In [1]:
# data science imports
import pandas as pd
import matplotlib.pyplot as plt

# census data imports
import censusdis.data as ced
import censusdis.maps as cem

# other imports
import os

In [24]:
# improves pandas readability
pd.set_option('display.max_columns', None)
pd.set_option("display.max_colwidth", 250)

In [25]:
with open("../census_api_key.txt", "r") as f:
    CENSUS_API_KEY = f.read().strip()

# print(CENSUS_API_KEY)

In [22]:
# grab a list of all the available datasets
df_datasets = ced.variables.all_data_sets()
df_datasets.head()

Unnamed: 0,YEAR,SYMBOL,DATASET,TITLE,DESCRIPTION,API BASE URL
0,1986,CBP,cbp,1986 County Business Patterns: Business Patterns,"County Business Patterns (CBP) is an annual series that provides economic data by industry at the U.S., State, County and Metropolitan Area levels. This series includes the number of establishments, employment during the week of March 12, first quarter payroll, and annual payroll. CBP provides s...",http://api.census.gov/data/1986/cbp
1,1987,CBP,cbp,1987 County Business Patterns: Business Patterns,"County Business Patterns (CBP) is an annual series that provides economic data by industry at the U.S., State, County and Metropolitan Area levels. This series includes the number of establishments, employment during the week of March 12, first quarter payroll, and annual payroll. CBP provides s...",http://api.census.gov/data/1987/cbp
2,1988,CBP,cbp,1988 County Business Patterns: Business Patterns,"County Business Patterns (CBP) is an annual series that provides economic data by industry at the U.S., State, County and Metropolitan Area levels. This series includes the number of establishments, employment during the week of March 12, first quarter payroll, and annual payroll. CBP provides s...",http://api.census.gov/data/1988/cbp
3,1989,CBP,cbp,1989 County Business Patterns: Business Patterns,"County Business Patterns (CBP) is an annual series that provides economic data by industry at the U.S., State, County and Metropolitan Area levels. This series includes the number of establishments, employment during the week of March 12, first quarter payroll, and annual payroll. CBP provides s...",http://api.census.gov/data/1989/cbp
4,1989,CPS_BASIC_APR,cps/basic/apr,Apr 1989 Current Population Survey: Basic Monthly,"To provide estimates of employment, unemployment, and other characteristics of the general labor force, of the population as a whole, and of various subgroups of the population. Monthly labor force data for the country are used by the Bureau of Labor Statistics (BLS) to determine the distributio...",http://api.census.gov/data/1989/cps/basic/apr


In [56]:
# you can search the df_datasets dataframe for a specific term
df_datasets.query("DESCRIPTION.str.contains('migration', case=False)").query("YEAR > 2020").head()

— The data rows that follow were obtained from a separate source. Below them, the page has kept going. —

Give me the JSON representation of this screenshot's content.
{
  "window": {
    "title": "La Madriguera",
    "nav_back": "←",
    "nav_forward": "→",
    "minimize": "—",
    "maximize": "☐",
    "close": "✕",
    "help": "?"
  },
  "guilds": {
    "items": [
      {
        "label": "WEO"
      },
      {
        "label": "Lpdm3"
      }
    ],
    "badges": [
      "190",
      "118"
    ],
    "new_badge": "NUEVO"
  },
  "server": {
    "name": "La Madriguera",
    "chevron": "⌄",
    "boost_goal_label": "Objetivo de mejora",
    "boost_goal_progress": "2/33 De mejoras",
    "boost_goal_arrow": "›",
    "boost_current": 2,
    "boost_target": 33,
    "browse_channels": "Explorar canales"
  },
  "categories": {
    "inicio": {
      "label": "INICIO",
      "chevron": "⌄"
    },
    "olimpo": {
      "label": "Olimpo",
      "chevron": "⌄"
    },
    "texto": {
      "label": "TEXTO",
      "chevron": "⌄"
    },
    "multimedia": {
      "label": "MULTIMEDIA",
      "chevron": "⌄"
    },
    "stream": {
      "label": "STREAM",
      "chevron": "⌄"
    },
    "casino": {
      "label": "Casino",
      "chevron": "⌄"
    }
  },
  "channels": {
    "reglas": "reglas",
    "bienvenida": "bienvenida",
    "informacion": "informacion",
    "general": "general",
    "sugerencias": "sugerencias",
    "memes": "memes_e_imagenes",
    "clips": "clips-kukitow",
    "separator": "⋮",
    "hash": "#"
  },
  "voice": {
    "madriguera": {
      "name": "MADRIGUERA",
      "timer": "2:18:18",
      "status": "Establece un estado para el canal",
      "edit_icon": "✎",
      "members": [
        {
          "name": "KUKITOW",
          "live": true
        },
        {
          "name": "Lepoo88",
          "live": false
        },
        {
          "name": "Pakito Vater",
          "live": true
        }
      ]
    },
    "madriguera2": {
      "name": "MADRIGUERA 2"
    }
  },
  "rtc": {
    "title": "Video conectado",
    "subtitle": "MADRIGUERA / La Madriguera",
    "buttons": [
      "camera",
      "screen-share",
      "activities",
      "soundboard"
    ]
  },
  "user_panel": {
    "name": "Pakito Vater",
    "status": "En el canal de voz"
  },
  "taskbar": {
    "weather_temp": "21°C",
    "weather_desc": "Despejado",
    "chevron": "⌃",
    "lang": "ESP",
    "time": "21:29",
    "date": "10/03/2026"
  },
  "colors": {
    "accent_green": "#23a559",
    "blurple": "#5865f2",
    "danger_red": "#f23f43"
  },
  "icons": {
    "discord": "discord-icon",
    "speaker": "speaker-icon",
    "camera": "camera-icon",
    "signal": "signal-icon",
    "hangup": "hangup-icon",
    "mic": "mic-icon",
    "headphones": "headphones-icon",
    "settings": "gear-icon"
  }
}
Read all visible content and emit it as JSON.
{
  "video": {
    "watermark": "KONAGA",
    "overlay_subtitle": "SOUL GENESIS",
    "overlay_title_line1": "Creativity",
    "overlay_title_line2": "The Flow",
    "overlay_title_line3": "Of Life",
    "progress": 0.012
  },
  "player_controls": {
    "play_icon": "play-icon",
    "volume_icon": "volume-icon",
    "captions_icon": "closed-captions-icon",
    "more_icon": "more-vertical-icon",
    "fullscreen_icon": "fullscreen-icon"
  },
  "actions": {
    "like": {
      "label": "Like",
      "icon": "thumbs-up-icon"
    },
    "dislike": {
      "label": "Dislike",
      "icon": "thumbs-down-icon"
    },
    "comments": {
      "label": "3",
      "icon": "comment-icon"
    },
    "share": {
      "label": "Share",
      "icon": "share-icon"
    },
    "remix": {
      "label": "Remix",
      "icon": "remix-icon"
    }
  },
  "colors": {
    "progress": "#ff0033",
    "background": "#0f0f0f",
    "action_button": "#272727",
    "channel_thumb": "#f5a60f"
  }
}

Unnamed: 0,YEAR,SYMBOL,DATASET,TITLE,DESCRIPTION,API BASE URL
1444,2021,ACS_FLOWS,acs/flows,American Community Survey: 5-Year Migration Flows,"Migration flows are derived from the relationship between the location of current residence in the American Community Survey (ACS) sample and the responses given to the migration question ""Where did you live 1 year ago?"". There are flow statistic...",http://api.census.gov/data/2021/acs/flows
1447,2021,CPS_BASIC_APR,cps/basic/apr,Current Population Survey: Basic Monthly,"To provide estimates of employment, unemployment, and other characteristics of the general labor force, of the population as a whole, and of various subgroups of the population. Monthly labor force data for the country are used by the Bureau of ...",http://api.census.gov/data/2021/cps/basic/apr
1448,2021,CPS_BASIC_AUG,cps/basic/aug,Current Population Survey: Basic Monthly,"To provide estimates of employment, unemployment, and other characteristics of the general labor force, of the population as a whole, and of various subgroups of the population. Monthly labor force data for the country are used by the Bureau of ...",http://api.census.gov/data/2021/cps/basic/aug
1449,2021,CPS_BASIC_DEC,cps/basic/dec,Current Population Survey: Basic Monthly,"To provide estimates of employment, unemployment, and other characteristics of the general labor force, of the population as a whole, and of various subgroups of the population. Monthly labor force data for the country are used by the Bureau of ...",http://api.census.gov/data/2021/cps/basic/dec
1450,2021,CPS_BASIC_FEB,cps/basic/feb,Current Population Survey: Basic Monthly,"To provide estimates of employment, unemployment, and other characteristics of the general labor force, of the population as a whole, and of various subgroups of the population. Monthly labor force data for the country are used by the Bureau of ...",http://api.census.gov/data/2021/cps/basic/feb


In [65]:
# just the acs
df_datasets.query("DATASET.str.contains('acs', case=False)").head()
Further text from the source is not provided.